Pesquisa da Fundacentro e da FENAJ revela índices elevados de depressão, estresse, insônia e assédio. Os dados reforçam o dever das empresas de prevenir riscos psicossociais e rever a organização do trabalho.
Os números são fortes. E não podem ser tratados apenas como um conjunto de fragilidades individuais.
Pesquisa realizada pela Fundacentro, em parceria com a Federação Nacional dos Jornalistas (FENAJ), mostra que 50,2% dos participantes apresentaram sintomas de depressão. Quase metade relatou sintomas de insônia, 47,9%, e estresse, 47,8%. A ansiedade apareceu em 35,8% dos profissionais.

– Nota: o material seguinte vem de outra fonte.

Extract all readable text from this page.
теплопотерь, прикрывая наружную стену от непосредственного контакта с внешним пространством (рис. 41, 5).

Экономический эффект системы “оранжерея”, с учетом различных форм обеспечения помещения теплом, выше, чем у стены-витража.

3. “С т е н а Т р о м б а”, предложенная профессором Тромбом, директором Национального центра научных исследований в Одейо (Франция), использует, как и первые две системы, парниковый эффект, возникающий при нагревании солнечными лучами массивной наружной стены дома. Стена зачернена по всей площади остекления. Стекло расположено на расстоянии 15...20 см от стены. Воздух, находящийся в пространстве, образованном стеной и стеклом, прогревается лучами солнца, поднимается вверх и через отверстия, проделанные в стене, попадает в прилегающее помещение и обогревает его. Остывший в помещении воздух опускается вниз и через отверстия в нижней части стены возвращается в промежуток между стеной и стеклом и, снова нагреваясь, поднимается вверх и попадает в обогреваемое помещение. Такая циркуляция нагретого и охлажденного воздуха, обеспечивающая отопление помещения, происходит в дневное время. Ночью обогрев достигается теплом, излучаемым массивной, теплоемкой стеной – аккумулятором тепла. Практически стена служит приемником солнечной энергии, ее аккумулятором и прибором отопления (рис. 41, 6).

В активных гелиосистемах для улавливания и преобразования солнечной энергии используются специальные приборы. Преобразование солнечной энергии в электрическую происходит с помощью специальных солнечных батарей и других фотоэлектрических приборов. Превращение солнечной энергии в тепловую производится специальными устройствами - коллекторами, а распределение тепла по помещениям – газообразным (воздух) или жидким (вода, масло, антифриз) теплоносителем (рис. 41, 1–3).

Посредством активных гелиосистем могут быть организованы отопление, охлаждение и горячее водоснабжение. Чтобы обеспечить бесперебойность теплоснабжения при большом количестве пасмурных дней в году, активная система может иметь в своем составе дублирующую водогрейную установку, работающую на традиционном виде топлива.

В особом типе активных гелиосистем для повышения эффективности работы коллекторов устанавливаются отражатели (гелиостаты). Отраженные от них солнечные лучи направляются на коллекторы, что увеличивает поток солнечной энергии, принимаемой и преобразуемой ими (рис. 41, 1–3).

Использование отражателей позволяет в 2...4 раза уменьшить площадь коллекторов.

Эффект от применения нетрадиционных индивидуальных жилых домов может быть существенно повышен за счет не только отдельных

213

O estudo “Condições de Trabalho e Saúde Mental de Jornalistas no Brasil” ouviu 257 profissionais de diferentes regiões do país, entre dezembro de 2024 e outubro de 2025. Os participantes tinham, em média, 18,6 anos de atuação.
O levantamento não permite afirmar que todos os sintomas foram provocados exclusivamente pelo trabalho. Tampouco substitui uma avaliação médica individual. Mas revela uma concentração de sofrimento que exige olhar para a maneira como o jornalismo está sendo organizado.
Os demais números ajudam a compreender essa relação. Segundo a pesquisa, 28% dos jornalistas estão em situação de “alto desgaste”, caracterizada pela combinação entre elevada demanda e baixo controle sobre o próprio trabalho. Além disso, 61,1% percebem pouco apoio social no ambiente profissional.
A violência também aparece de maneira expressiva. Pelo critério de Leymann, 37% foram classificados em situação de assédio moral. Outros 30,4% relataram episódios de cyberbullying.
Há ainda reflexos sobre a capacidade laboral: 51,8% apresentaram capacidade moderada para o trabalho e 33,1%, baixa capacidade.
Esses dados precisam ser lidos ao lado das transformações das redações: equipes menores, jornadas extensas, metas crescentes, vínculos precarizados e exigência de produção simultânea para texto, vídeo, redes sociais e podcast.
A tecnologia ampliou as possibilidades do jornalismo. Mas, em muitos casos, o chamado trabalho “multiplataforma” aumentou tarefas sem redimensionar equipes, jornadas, remuneração ou suporte.
Saúde mental também é obrigação do empregador
A Constituição assegura a redução dos riscos inerentes ao trabalho. A CLT, por sua vez, determina que as empresas cumpram e façam cumprir as normas de saúde e segurança.
Esse dever não se limita à prevenção de acidentes físicos. Também alcança riscos psicossociais como sobrecarga, assédio, metas abusivas, falta de autonomia, jornadas excessivas, ausência de apoio e cobrança permanente fora do expediente.
A NR-1 tornou expressa a necessidade de incluir os fatores de riscos psicossociais relacionados ao trabalho no Gerenciamento de Riscos Ocupacionais. As empresas devem identificar esses fatores, avaliar sua intensidade e adotar medidas preventivas dentro do Programa de Gerenciamento de Riscos.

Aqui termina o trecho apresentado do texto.